AMBON, JENDELAMALUKU.COM — PT PLN (Persero) Unit Induk Wilayah Maluku dan Maluku Utara (UIW MMU) telah mengoperasikan puluhan Pembangkit Listrik Tenaga Diesel (PLTD) selama 24 jam penuh.
General Manager PLN UIW MMU, Noer Soeratmoko saat membuka acara peringatan Hari Pelanggan Nasional (HPN) 2025 yang berlangsung meriah pada Sabtu, (20/9/2025) di Pattimura Park, Ambon.
Secara simbolis, diresmikan pula peningkatan jam nyala listrik di lima PLTD (Waipandan, Amarsekaru, Yamtel, Tonu Jaya, dan Tahalupu) dari 12 jam menjadi 24 jam.
Selain itu, 14 PLTD lainnya kini beroperasi 12 jam, naik dari sebelumnya hanya 6 jam.
Dengan demikian, total sistem kelistrikan yang aktif saat ini adalah:
– 55 PLTD beroperasi 24 jam
– 34 PLTD beroperasi 12 jam
– 9 PLTD beroperasi 6 jam
“Setiap penambahan jam nyala listrik adalah bentuk nyata dari peningkatan kualitas hidup masyarakat. Ini memungkinkan anak-anak belajar di malam hari, mendukung layanan kesehatan, dan mendorong produktivitas ekonomi lokal,” jelas Soeratmoko.
Light Up The Dream: 1.780 Pelanggan Terlistriki Sejak 2021
Dalam kesempatan ini, PLN juga melaporkan kemajuan program sosial Light Up The Dream (LUTD) — inisiatif pemberian sambungan listrik gratis bagi keluarga prasejahtera.
Hingga September 2025, 195 keluarga baru telah menikmati listrik secara gratis, dengan total penerima manfaat sejak 2021 mencapai 1.780 pelanggan.
Program ini merupakan hasil gotong royong insan PLN, menunjukkan bahwa PLN tidak hanya menerangi wilayah, tetapi juga memberikan harapan dan kepedulian nyata bagi masyarakat yang membutuhkan.

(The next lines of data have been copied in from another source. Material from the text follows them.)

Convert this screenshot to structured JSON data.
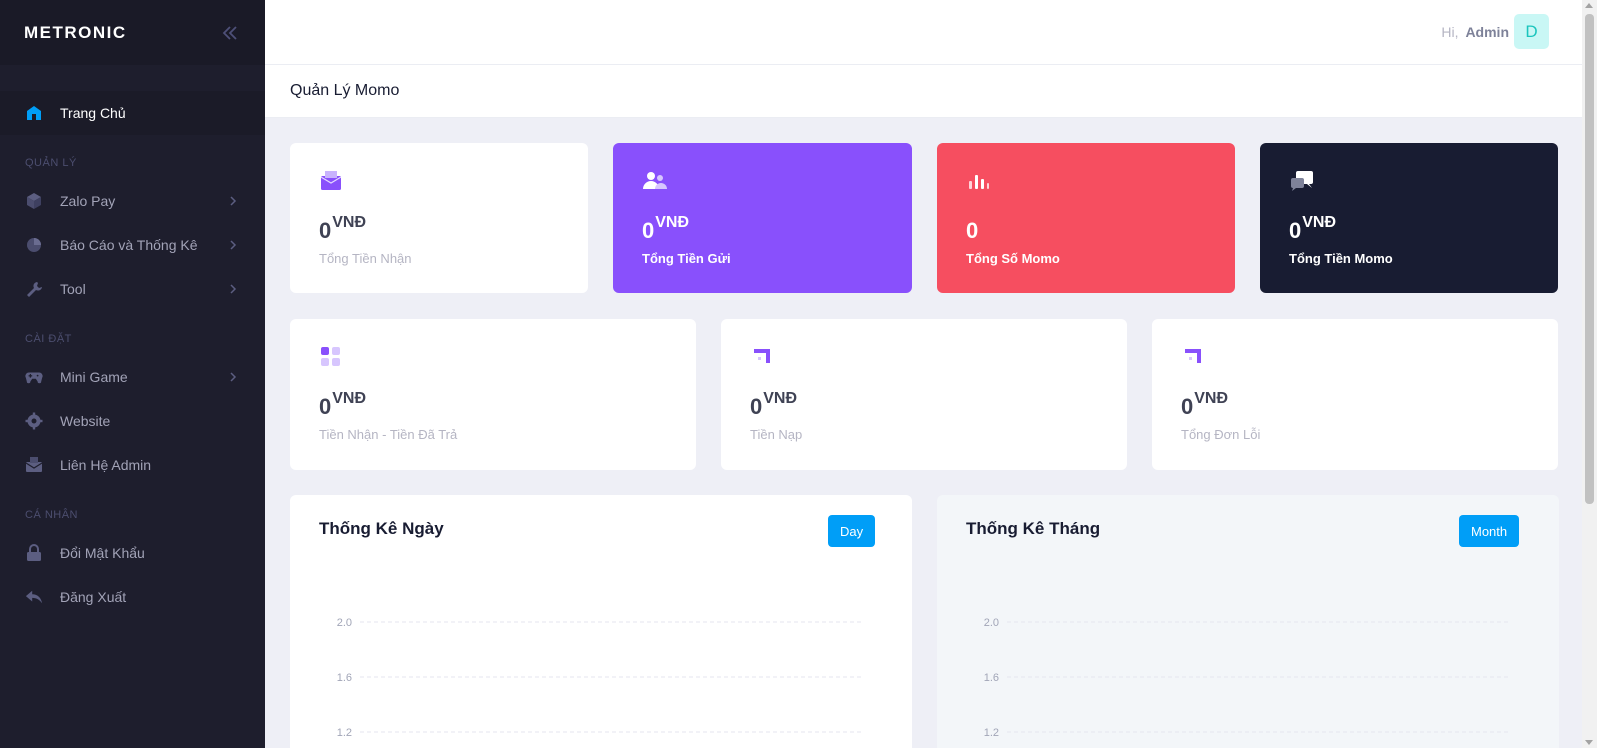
{
  "brand": "METRONIC",
  "sidebar": {
    "home": {
      "label": "Trang Chủ",
      "icon": "home-icon"
    },
    "section_manage": "QUẢN LÝ",
    "manage_items": [
      {
        "label": "Zalo Pay",
        "icon": "box-icon"
      },
      {
        "label": "Báo Cáo và Thống Kê",
        "icon": "pie-chart-icon"
      },
      {
        "label": "Tool",
        "icon": "wrench-icon"
      }
    ],
    "section_settings": "CÀI ĐẶT",
    "settings_items": [
      {
        "label": "Mini Game",
        "icon": "gamepad-icon"
      },
      {
        "label": "Website",
        "icon": "gear-icon"
      },
      {
        "label": "Liên Hệ Admin",
        "icon": "mail-icon"
      }
    ],
    "section_personal": "CÁ NHÂN",
    "personal_items": [
      {
        "label": "Đổi Mật Khẩu",
        "icon": "lock-icon"
      },
      {
        "label": "Đăng Xuất",
        "icon": "logout-icon"
      }
    ]
  },
  "header": {
    "greeting": "Hi,",
    "user": "Admin",
    "avatar_letter": "D"
  },
  "page_title": "Quản Lý Momo",
  "stats": [
    {
      "value": "0",
      "unit": "VNĐ",
      "label": "Tổng Tiền Nhận",
      "icon": "envelope-icon"
    },
    {
      "value": "0",
      "unit": "VNĐ",
      "label": "Tổng Tiền Gửi",
      "icon": "users-icon",
      "color": "#8950fc"
    },
    {
      "value": "0",
      "unit": "",
      "label": "Tổng Số Momo",
      "icon": "bar-chart-icon",
      "color": "#f64e60"
    },
    {
      "value": "0",
      "unit": "VNĐ",
      "label": "Tổng Tiền Momo",
      "icon": "chat-icon",
      "color": "#181c32"
    },
    {
      "value": "0",
      "unit": "VNĐ",
      "label": "Tiền Nhận - Tiền Đã Trả",
      "icon": "grid-icon"
    },
    {
      "value": "0",
      "unit": "VNĐ",
      "label": "Tiền Nạp",
      "icon": "corner-icon"
    },
    {
      "value": "0",
      "unit": "VNĐ",
      "label": "Tổng Đơn Lỗi",
      "icon": "corner-icon"
    }
  ],
  "charts": {
    "day": {
      "title": "Thống Kê Ngày",
      "button": "Day"
    },
    "month": {
      "title": "Thống Kê Tháng",
      "button": "Month"
    }
  },
  "chart_data": [
    {
      "type": "line",
      "title": "Thống Kê Ngày",
      "yticks": [
        "2.0",
        "1.6",
        "1.2"
      ],
      "grid": true,
      "series": []
    },
    {
      "type": "line",
      "title": "Thống Kê Tháng",
      "yticks": [
        "2.0",
        "1.6",
        "1.2"
      ],
      "grid": true,
      "series": []
    }
  ],
  "colors": {
    "accent": "#009ef7",
    "purple": "#8950fc",
    "red": "#f64e60",
    "dark": "#181c32",
    "sidebar": "#1e1e2d"
  }
}
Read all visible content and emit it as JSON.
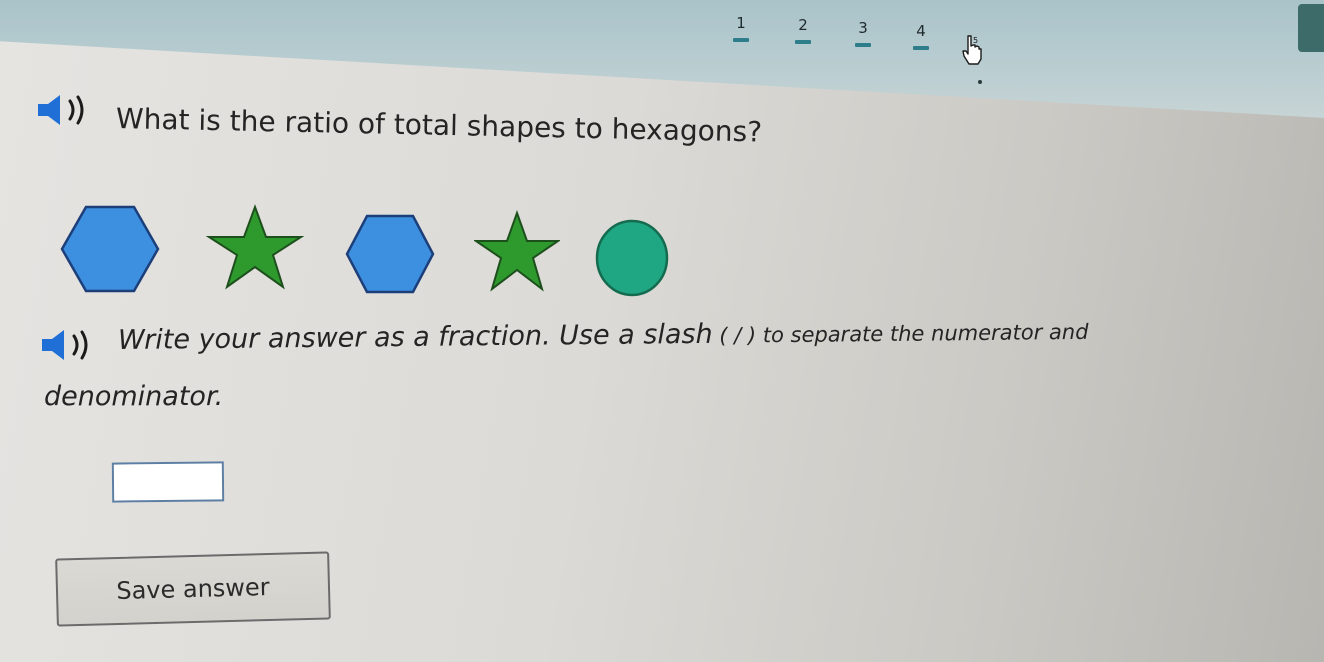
{
  "progress": {
    "steps": [
      "1",
      "2",
      "3",
      "4"
    ],
    "current_step_label": "5"
  },
  "question": {
    "text": "What is the ratio of total shapes to hexagons?"
  },
  "shapes": [
    {
      "kind": "hexagon",
      "color": "#3d8fe0"
    },
    {
      "kind": "star",
      "color": "#2e9a2e"
    },
    {
      "kind": "hexagon",
      "color": "#3d8fe0"
    },
    {
      "kind": "star",
      "color": "#2e9a2e"
    },
    {
      "kind": "circle",
      "color": "#1fa784"
    }
  ],
  "instruction": {
    "line1_large": "Write your answer as a fraction. Use a slash",
    "line1_small": " ( / ) to separate the numerator and",
    "line2": "denominator."
  },
  "answer": {
    "value": "",
    "placeholder": ""
  },
  "save_button": {
    "label": "Save answer"
  },
  "icons": {
    "audio": "speaker-icon",
    "cursor": "hand-cursor-icon"
  }
}
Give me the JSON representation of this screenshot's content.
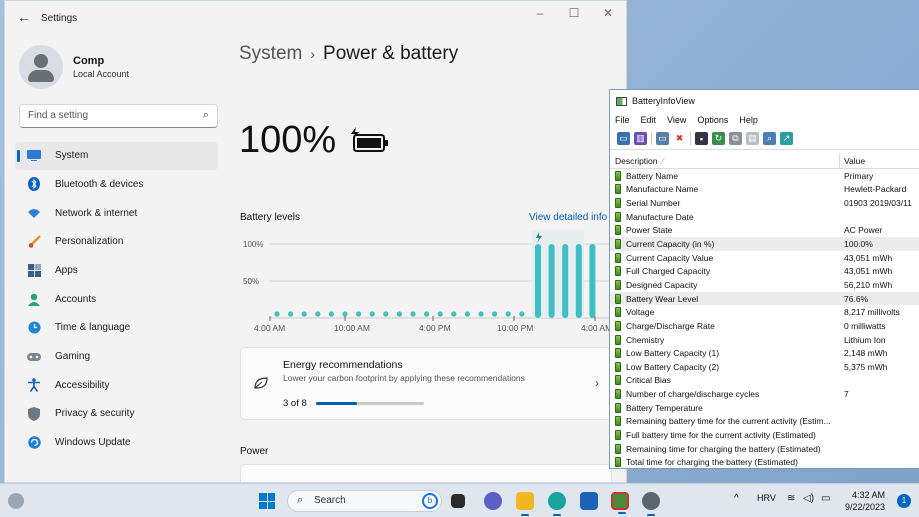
{
  "settings": {
    "window_title": "Settings",
    "profile": {
      "name": "Comp",
      "subtitle": "Local Account"
    },
    "search_placeholder": "Find a setting",
    "nav": [
      {
        "label": "System",
        "icon": "monitor-icon",
        "active": true
      },
      {
        "label": "Bluetooth & devices",
        "icon": "bluetooth-icon"
      },
      {
        "label": "Network & internet",
        "icon": "wifi-icon"
      },
      {
        "label": "Personalization",
        "icon": "brush-icon"
      },
      {
        "label": "Apps",
        "icon": "apps-icon"
      },
      {
        "label": "Accounts",
        "icon": "person-icon"
      },
      {
        "label": "Time & language",
        "icon": "globe-clock-icon"
      },
      {
        "label": "Gaming",
        "icon": "gamepad-icon"
      },
      {
        "label": "Accessibility",
        "icon": "accessibility-icon"
      },
      {
        "label": "Privacy & security",
        "icon": "shield-icon"
      },
      {
        "label": "Windows Update",
        "icon": "update-icon"
      }
    ],
    "breadcrumb": {
      "parent": "System",
      "sep": "›",
      "current": "Power & battery"
    },
    "battery_percent": "100%",
    "battery_levels_label": "Battery levels",
    "view_detailed_info": "View detailed info",
    "energy_card": {
      "title": "Energy recommendations",
      "subtitle": "Lower your carbon footprint by applying these recommendations",
      "count": "3 of 8",
      "progress": 0.375
    },
    "power_label": "Power"
  },
  "chart_data": {
    "type": "bar",
    "y_ticks": [
      "100%",
      "50%"
    ],
    "x_labels": [
      "4:00 AM",
      "10:00 AM",
      "4:00 PM",
      "10:00 PM",
      "4:00 AM"
    ],
    "series": [
      {
        "values": [
          100,
          100,
          100,
          100,
          100
        ]
      }
    ],
    "ylim": [
      0,
      100
    ]
  },
  "biv": {
    "title": "BatteryInfoView",
    "menu": [
      "File",
      "Edit",
      "View",
      "Options",
      "Help"
    ],
    "col_description": "Description",
    "col_value": "Value",
    "rows": [
      {
        "d": "Battery Name",
        "v": "Primary"
      },
      {
        "d": "Manufacture Name",
        "v": "Hewlett-Packard"
      },
      {
        "d": "Serial Number",
        "v": "01903 2019/03/11"
      },
      {
        "d": "Manufacture Date",
        "v": ""
      },
      {
        "d": "Power State",
        "v": "AC Power"
      },
      {
        "d": "Current Capacity (in %)",
        "v": "100.0%",
        "hl": true
      },
      {
        "d": "Current Capacity Value",
        "v": "43,051 mWh"
      },
      {
        "d": "Full Charged Capacity",
        "v": "43,051 mWh"
      },
      {
        "d": "Designed Capacity",
        "v": "56,210 mWh"
      },
      {
        "d": "Battery Wear Level",
        "v": "76.6%",
        "hl": true
      },
      {
        "d": "Voltage",
        "v": "8,217 millivolts"
      },
      {
        "d": "Charge/Discharge Rate",
        "v": "0 milliwatts"
      },
      {
        "d": "Chemistry",
        "v": "Lithium Ion"
      },
      {
        "d": "Low Battery Capacity (1)",
        "v": "2,148 mWh"
      },
      {
        "d": "Low Battery Capacity (2)",
        "v": "5,375 mWh"
      },
      {
        "d": "Critical Bias",
        "v": ""
      },
      {
        "d": "Number of charge/discharge cycles",
        "v": "7"
      },
      {
        "d": "Battery Temperature",
        "v": ""
      },
      {
        "d": "Remaining battery time for the current activity (Estim...",
        "v": ""
      },
      {
        "d": "Full battery time for the current activity (Estimated)",
        "v": ""
      },
      {
        "d": "Remaining time for charging the battery (Estimated)",
        "v": ""
      },
      {
        "d": "Total  time for charging the battery (Estimated)",
        "v": ""
      }
    ]
  },
  "taskbar": {
    "search_label": "Search",
    "language": "HRV",
    "time": "4:32 AM",
    "date": "9/22/2023",
    "notifications": "1"
  },
  "colors": {
    "accent": "#0067c0",
    "bar": "#3fbfc3"
  }
}
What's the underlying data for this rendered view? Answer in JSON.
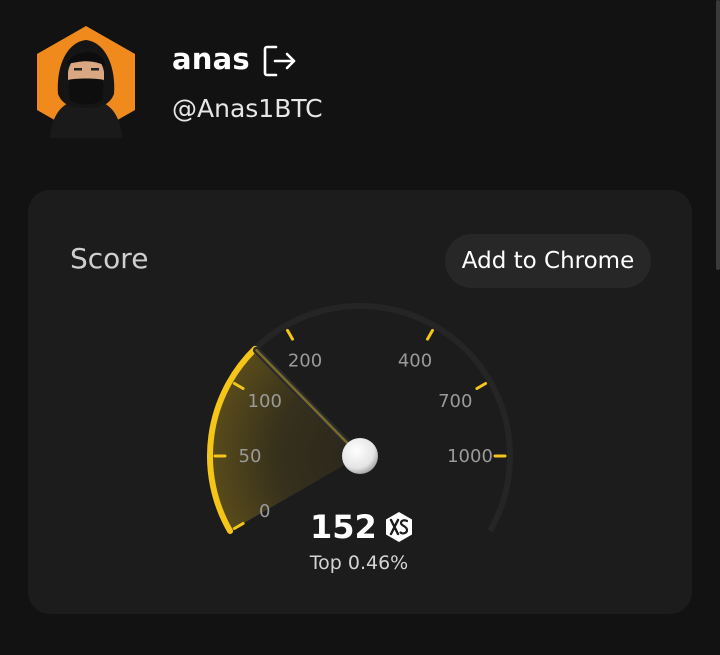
{
  "profile": {
    "name": "anas",
    "handle": "@Anas1BTC",
    "avatar_accent": "#f08a1c"
  },
  "score_card": {
    "title": "Score",
    "add_to_chrome_label": "Add to Chrome",
    "score": "152",
    "rank_text": "Top 0.46%",
    "gauge": {
      "value": 152,
      "ticks": [
        "0",
        "50",
        "100",
        "200",
        "400",
        "700",
        "1000"
      ],
      "active_color": "#f5c518",
      "track_color": "#252525"
    }
  },
  "icons": [
    "logout-icon",
    "xs-logo-icon",
    "avatar-image"
  ]
}
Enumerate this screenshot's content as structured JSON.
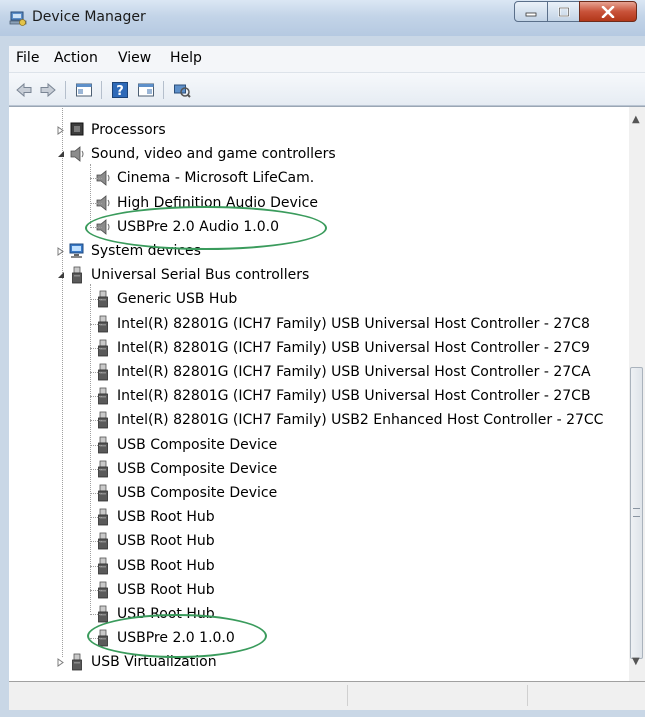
{
  "window": {
    "title": "Device Manager",
    "caption_buttons": {
      "minimize": "–",
      "maximize": "□",
      "close": "X"
    }
  },
  "menubar": {
    "items": [
      "File",
      "Action",
      "View",
      "Help"
    ]
  },
  "toolbar": {
    "icons": [
      "back-arrow-icon",
      "forward-arrow-icon",
      "show-hide-console-tree-icon",
      "help-icon",
      "properties-icon",
      "scan-hardware-icon"
    ]
  },
  "tree": {
    "nodes": [
      {
        "label": "Processors",
        "level": 0,
        "icon": "processor-icon",
        "expander": "collapsed"
      },
      {
        "label": "Sound, video and game controllers",
        "level": 0,
        "icon": "speaker-icon",
        "expander": "expanded"
      },
      {
        "label": "Cinema - Microsoft LifeCam.",
        "level": 1,
        "icon": "speaker-icon"
      },
      {
        "label": "High Definition Audio Device",
        "level": 1,
        "icon": "speaker-icon"
      },
      {
        "label": "USBPre 2.0 Audio 1.0.0",
        "level": 1,
        "icon": "speaker-icon",
        "highlighted": true
      },
      {
        "label": "System devices",
        "level": 0,
        "icon": "computer-icon",
        "expander": "collapsed"
      },
      {
        "label": "Universal Serial Bus controllers",
        "level": 0,
        "icon": "usb-connector-icon",
        "expander": "expanded"
      },
      {
        "label": "Generic USB Hub",
        "level": 1,
        "icon": "usb-connector-icon"
      },
      {
        "label": "Intel(R) 82801G (ICH7 Family) USB Universal Host Controller - 27C8",
        "level": 1,
        "icon": "usb-connector-icon"
      },
      {
        "label": "Intel(R) 82801G (ICH7 Family) USB Universal Host Controller - 27C9",
        "level": 1,
        "icon": "usb-connector-icon"
      },
      {
        "label": "Intel(R) 82801G (ICH7 Family) USB Universal Host Controller - 27CA",
        "level": 1,
        "icon": "usb-connector-icon"
      },
      {
        "label": "Intel(R) 82801G (ICH7 Family) USB Universal Host Controller - 27CB",
        "level": 1,
        "icon": "usb-connector-icon"
      },
      {
        "label": "Intel(R) 82801G (ICH7 Family) USB2 Enhanced Host Controller - 27CC",
        "level": 1,
        "icon": "usb-connector-icon"
      },
      {
        "label": "USB Composite Device",
        "level": 1,
        "icon": "usb-connector-icon"
      },
      {
        "label": "USB Composite Device",
        "level": 1,
        "icon": "usb-connector-icon"
      },
      {
        "label": "USB Composite Device",
        "level": 1,
        "icon": "usb-connector-icon"
      },
      {
        "label": "USB Root Hub",
        "level": 1,
        "icon": "usb-connector-icon"
      },
      {
        "label": "USB Root Hub",
        "level": 1,
        "icon": "usb-connector-icon"
      },
      {
        "label": "USB Root Hub",
        "level": 1,
        "icon": "usb-connector-icon"
      },
      {
        "label": "USB Root Hub",
        "level": 1,
        "icon": "usb-connector-icon"
      },
      {
        "label": "USB Root Hub",
        "level": 1,
        "icon": "usb-connector-icon"
      },
      {
        "label": "USBPre 2.0 1.0.0",
        "level": 1,
        "icon": "usb-connector-icon",
        "highlighted": true
      },
      {
        "label": "USB Virtualization",
        "level": 0,
        "icon": "usb-connector-icon",
        "expander": "collapsed"
      }
    ]
  },
  "colors": {
    "highlight_circle": "#3a9b5c",
    "window_frame": "#c9d7e6",
    "close_button": "#c9533a"
  }
}
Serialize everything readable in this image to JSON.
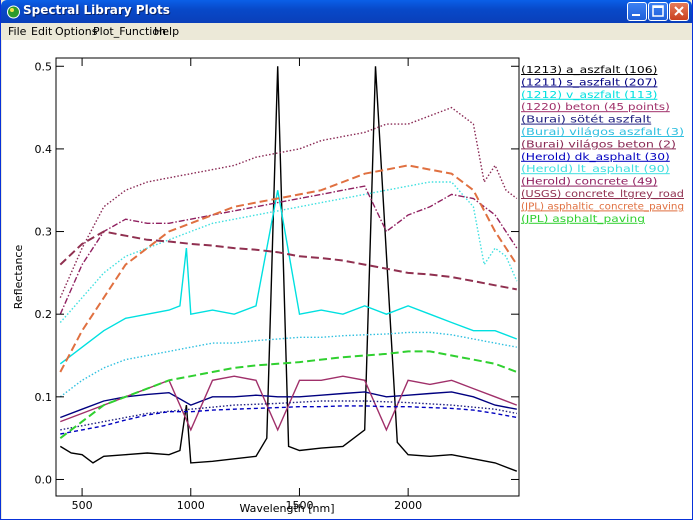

“Atas nama seluruh insan PLN UIW Maluku dan Maluku Utara, kami ucapkan terima kasih kepada Gubernur Maluku, Forkopimda, kepala daerah, stakeholder, dan pelanggan. PLN hadir dan tumbuh karena kepercayaan serta kebersamaan dengan pelanggan,” tutupnya.
Gubernur Maluku, Hendrik Lewerissa, turut hadir dalam peringatan Hari Pelanggan Nasional 2025 yang digelar PLN UIW Maluku dan Maluku Utara.
Dalam sambutannya, Gubernur menyampaikan apresiasi atas peningkatan pelayanan kelistrikan yang diresmikan secara simbolis dalam acara tersebut.
“Kami bersyukur atas peningkatan pelayanan listrik yang tadinya 16 jam menjadi 24 jam di beberapa desa yang tadi kami resmikan. Kami yakin tambahan jam pelayanan ini akan sangat membantu masyarakat di desa-desa tersebut,” ujarnya.
Tak hanya itu, Gubernur juga menyoroti peluncuran program listrik gratis bagi keluarga prasejahtera sebagai wujud nyata kepedulian sosial dari PLN kepada masyarakat yang membutuhkan.